The punch broke her nose and caused two fractures above her left eye.
Munsell's experience is an extreme example of the unruly behavior city bus drivers face in a system that provides roughly 1.25 million rides annually.
The idea of placing security personnel on city buses was brought up at a Juneau Assembly meeting earlier this month. Some have suggested installing on-board security cameras, like in some Lower 48 cities.
Most full-time bus drivers will probably have 300 to 500 separate interactions with the public on any given day, Capital Transit Superintendent John Kern said.
"We always have, I'm sorry to say, a group of individuals that we have to work with in order to keep their behavior in line and in order to keep their presentation, their cleanliness, in line," Kern said.
Every once and a while, a passenger's hygiene is so bad it upsets other riders.
The bus system put in place a code of conduct about six years ago to address behavioral problems on the city buses. The code calls for no swearing, eating, drinking, tobacco use and playing music loudly, and requires people to maintain an appropriate level of hygiene.
The code of conduct has helped, but there are still going to be incidents on the bus because of the high level of ridership, Kern said.
"I would say we get maybe three to five complaints from the public every week, but realize that's probably about 24,000 different public interactions," he said. "That's 24,000 different opportunities for something to go wrong. I would say the number of times that something actually goes wrong is very low."

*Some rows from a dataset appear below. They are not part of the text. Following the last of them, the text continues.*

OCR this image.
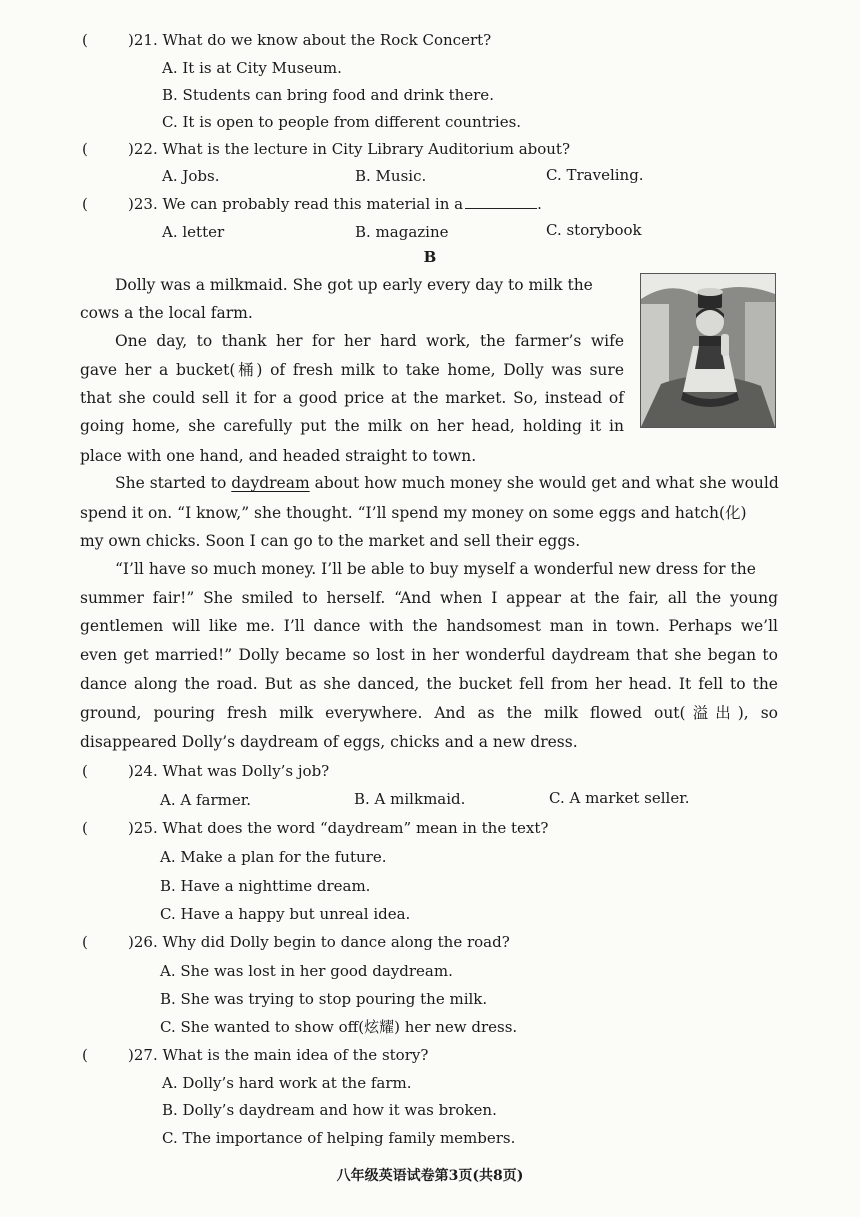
(	)21. What do we know about the Rock Concert?
A. It is at City Museum.
B. Students can bring food and drink there.
C. It is open to people from different countries.
(	)22. What is the lecture in City Library Auditorium about?
A. Jobs.	B. Music.	C. Traveling.
(	)23. We can probably read this material in a	.
A. letter	B. magazine	C. storybook
B
Dolly was a milkmaid. She got up early every day to milk the
cows a the local farm.
One day, to thank her for her hard work, the farmer’s wife
gave her a bucket(桶) of fresh milk to take home, Dolly was sure
that she could sell it for a good price at the market. So, instead of
going home, she carefully put the milk on her head, holding it in
place with one hand, and headed straight to town.
She started to daydream about how much money she would get and what she would
spend it on. “I know,” she thought. “I’ll spend my money on some eggs and hatch(化)
my own chicks. Soon I can go to the market and sell their eggs.
“I’ll have so much money. I’ll be able to buy myself a wonderful new dress for the
summer fair!” She smiled to herself. “And when I appear at the fair, all the young
gentlemen will like me. I’ll dance with the handsomest man in town. Perhaps we’ll
even get married!” Dolly became so lost in her wonderful daydream that she began to
dance along the road. But as she danced, the bucket fell from her head. It fell to the
ground, pouring fresh milk everywhere. And as the milk flowed out(溢出), so
disappeared Dolly’s daydream of eggs, chicks and a new dress.
(	)24. What was Dolly’s job?
A. A farmer.	B. A milkmaid.	C. A market seller.
(	)25. What does the word “daydream” mean in the text?
A. Make a plan for the future.
B. Have a nighttime dream.
C. Have a happy but unreal idea.
(	)26. Why did Dolly begin to dance along the road?
A. She was lost in her good daydream.
B. She was trying to stop pouring the milk.
C. She wanted to show off(炫耀) her new dress.
(	)27. What is the main idea of the story?
A. Dolly’s hard work at the farm.
B. Dolly’s daydream and how it was broken.
C. The importance of helping family members.
八年级英语试卷第3页(共8页)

The drivers also report any problems on incident reports that can help Capital Transit determine behavioral patterns with particular riders.
Kyle Greene, who rides the bus as much as possible to save money and reduce his carbon footprint, said he feels the Capital Transit system would get even more use if there weren't so many highly intoxicated people riding the bus every day.
"It's pretty disconcerting to see some of these people smashed out of their minds and it's not even 11 a.m. yet," he said. "I can see how some people would just not feel comfortable being around that."
Kern said it is better to have people using the bus instead of driving when intoxicated, but admits it can be a problem, too.
"We have a fairly significant group of people who go through their days fairly intoxicated," he said. "I would say it's a daily situation where we have persons that we will not allow on the bus because their behavior is just not acceptable."
Bus drivers will remove the riders that get too unruly and ban them for a month to a year or more, Kern said; earlier this month, the banned list had three people on it. Capital Transit works with the Juneau Police Department, which issues criminal trespassing citations to enforce the bans, he said.
Overcrowding is one of the main contributing factors to complaints about behavior on the bus.
"When you have a lot of people standing on the bus, people become less tolerant of the behavior," Kern said.
The Assembly this year approved extra funding for Capital Transit in order to address crowding. The Express Service will be doubled beginning Monday and will run between Auke Bay and downtown every half hour on weekdays instead of every hour.
Munsell, 51, is taking classes now at the University of Alaska Southeast with hopes of beginning a new career as a drafter.
She had returned to bus driving for one day after healing, but had difficulty focusing - she kept thinking about her attacker, even though she knew he had been arrested. She decided her career as a bus driver was over.
"I didn't think it would affect me like it did because driving a city bus is what I wanted to do," she said. "I never feared the people before."
Everybody should feel comfortable on the city buses, she said.
"To me, everyone should be able to ride the bus without being offended, without being afraid."